One of the consequences of the nights at Villa Diodati was Claire and Byron's daughter, Allegra, born in January 1817. On their return from Switzerland, however, the group was greeted by two suicides: Mary and Claire's sister Fanny, who took her own life at 22 with laudanum; and Shelley's wife Harriett, who committed suicide at 21 by throwing herself into the Serpentine River. Shelley, now free, was able to marry Mary. Polidori also killed himself in 1821, aged 26.

Why was it that the first sexual revolution (just like the subsequent ones) resulted in horror and death? To understand this, it is sufficient to recall Freud's second topical argument, according to which the psyche is divided into Id, Ego and Superego.
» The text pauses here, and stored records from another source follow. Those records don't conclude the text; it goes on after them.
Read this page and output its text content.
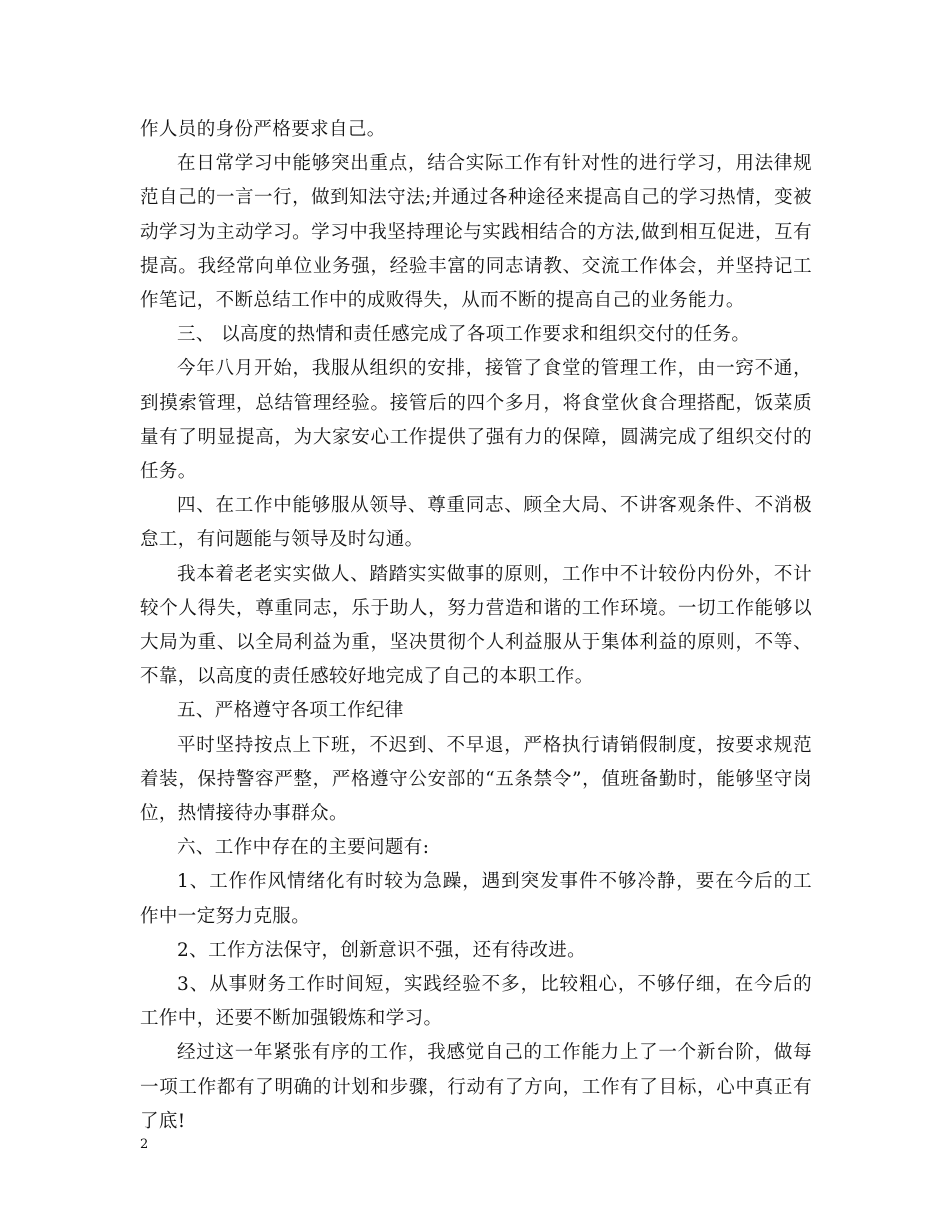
作人员的身份严格要求自己。

在日常学习中能够突出重点，结合实际工作有针对性的进行学习，用法律规范自己的一言一行，做到知法守法;并通过各种途径来提高自己的学习热情，变被动学习为主动学习。学习中我坚持理论与实践相结合的方法,做到相互促进，互有提高。我经常向单位业务强，经验丰富的同志请教、交流工作体会，并坚持记工作笔记，不断总结工作中的成败得失，从而不断的提高自己的业务能力。

三、 以高度的热情和责任感完成了各项工作要求和组织交付的任务。

今年八月开始，我服从组织的安排，接管了食堂的管理工作，由一窍不通，到摸索管理，总结管理经验。接管后的四个多月，将食堂伙食合理搭配，饭菜质量有了明显提高，为大家安心工作提供了强有力的保障，圆满完成了组织交付的任务。

四、在工作中能够服从领导、尊重同志、顾全大局、不讲客观条件、不消极怠工，有问题能与领导及时勾通。

我本着老老实实做人、踏踏实实做事的原则，工作中不计较份内份外，不计较个人得失，尊重同志，乐于助人，努力营造和谐的工作环境。一切工作能够以大局为重、以全局利益为重，坚决贯彻个人利益服从于集体利益的原则，不等、不靠，以高度的责任感较好地完成了自己的本职工作。

五、严格遵守各项工作纪律

平时坚持按点上下班，不迟到、不早退，严格执行请销假制度，按要求规范着装，保持警容严整，严格遵守公安部的“五条禁令”，值班备勤时，能够坚守岗位，热情接待办事群众。

六、工作中存在的主要问题有:

1、工作作风情绪化有时较为急躁，遇到突发事件不够冷静，要在今后的工作中一定努力克服。

2、工作方法保守，创新意识不强，还有待改进。

3、从事财务工作时间短，实践经验不多，比较粗心，不够仔细，在今后的工作中，还要不断加强锻炼和学习。

经过这一年紧张有序的工作，我感觉自己的工作能力上了一个新台阶，做每一项工作都有了明确的计划和步骤，行动有了方向，工作有了目标，心中真正有了底!

2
The Id, the primitive and original part, is a 'cauldron of seething impulses', in particular sexual impulses and death impulses; the Ego is formed when the psyche is confronted with reality and must take on a civilised and urbane appearance; the Superego, the villain of the Freudian fable, is the rigid and repressive moral authority. The sexual revolution sweeps away the moral and religious norms that regulate human sexuality; in other words, it removes the Superego in order to liberate the sexual drives of the Id. The problem is that in the Id there are not only sexual drives; there are also death drives which, in horror literature, take the form of monsters (Frankenstein's monster, the vampire...). Eliminating the superego means, therefore, leaving the field open to unregulated sexuality... and to horror.

This is why the film about the first sexual revolution is a horror movie.